Hikmet Karaman, Sturm Graz’ın yolundaydı dün öğleden sonra. Özetle ‘topa sahip olan adamı değil, pas verme ihtimali olanları oyuna sokma’ olarak özetleyebileceğimiz bu oyunun savunma yönünde oldukça başarılılardı. İlk yarı için ters giden tek şey, ters top atıp Galatasaray savunmasını tek ayak üzerinde yakalama planının tutmayışı oldu. Bunu hiç yapamadılar. Hem de Karaman’ın sürekli uyarılarına rağmen.
Karşı tarafa geçersek. Onlar ise Karaman’a yardım etti.

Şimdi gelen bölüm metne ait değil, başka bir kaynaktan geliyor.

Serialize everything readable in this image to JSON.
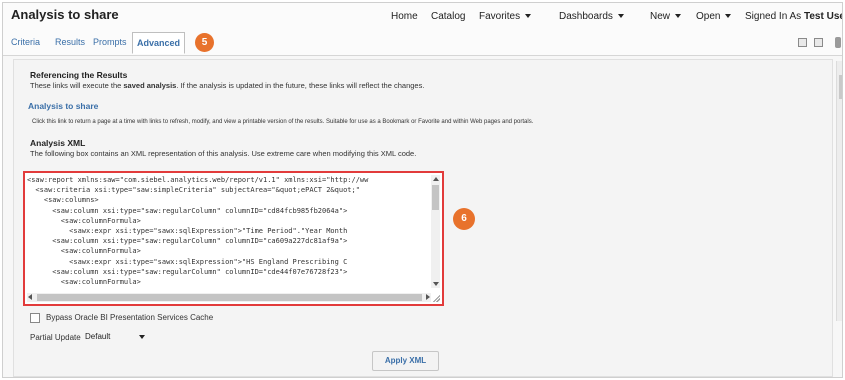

Öncelikle Baros’un son top beceriksizliği akıl almaz boyutlara ulaştı. Belki sezonu çok önce açmaktan, belki de başka bilmediğimiz bir sebepten şut formu yerlerde sürünüyor Çek’in. Ama formsuzlukta yalnız değil. Yerine giren Nonda’nın da karbon kopya beceriksiz ve panik vuruşlarını gördük ki. Bu kadarla da bitmiyor.
Arda’nın pas ve dripling tercihlerinde asla en ideal seçeneği tercih etmemesini ekleyin. Bu hep beklenmedik olanı yapma ihtirasına bağlayabiliriz belki. Solda bomboş birisi var o basıp içeri dönüyor misal. Yıldız olmanın temelinin bu olduğunu düşünüyor olabilir. Çünkü gerçekten yaptığı zaman başka türlüsünü yapabiliyor genç kaptan. Ama her seferinde bunu yapmaya çalışmak akıllıca, yıldızca değil. Etkili de değil... Bir de şu var tabii. Arda’nın ayağındaki top rakip için ekstra tedbir demek. Topu erken alanda alıp tuttuğunda ekstra bir savunmayla karşılaşıyor. Halbuki bu alanda daha çabuk ayaktan çıkmalı top. Rakip topla kaleye uzak Arda’yı kontrol eder. Edemeyeceği, kaleye daha yakın yerde topla buluşan Arda...
Ceyhun her şeyi değiştirdi
Bir de üstüne Ankaragücü’nün alan bırakmayan savunmasını geçme konusunda arkadan da fazla destek alamayışları var. Orta sahanın göbeği sürpriz girişler yapmakta zorlandı. Çünkü sadece Ceyhun bile o savunma için çok, ama çok tehlikeliydi. İkinci yarıda daha 60’ıncı dakikada sanki dakika 89’muş gibi rakip kaleye yığılmalarıyla arkadakiler de öne fazla gelmeye başlayınca zaten bu görüldü. Öndeki 4’lünün geri dönüşü yok. Arkadaki 4’lü ise üzülerek söylüyorum ikinci sınıf... Uğur- Hakan-Servet-Caner. Dört oyuncunun 2’si asıl yerinde oynamıyor. Caner bir savunmacı dahi değil ki. Caner = Aydın... Aydın’dan sol bek olur mu?
Orta saha ileri yığılınca, sadece Ceyhun her şeyi değiştirdi. Asla mücadele edemediler. Ankaragücü ise muhteşemdi. Savunmasını asla riske atmadan, ama fazla adamla çıkarak tarihi bir skor yakalamayı bildiler.
Şimdi Nonda-Baros birlikte neden oynamıyor diyecekler. Biliyorum. Ama sorun bu değil ve aslında bu sorunu büyütür. Galatasaray’ın arkasında sorun. Bir ekstra santrfor arkadaki sorunu çözer mi?
Fenerbahçe’yle Galatasaray’ın olağanüstü başlangıçları sonrası 5-6 yıldır süregiden ‘diğerlerinin yükselişi’nin beklenmedik bir anda sona erişine tanık olduğumuzu düşünmüştüm çoğu gibi. Dün Ankaragücü diğerleri için müthiş bir umut meşalesi yaktı. Mükemmel bir planı çok iyi uyguladılar. Galatasaray da onlara yardımcı oldu.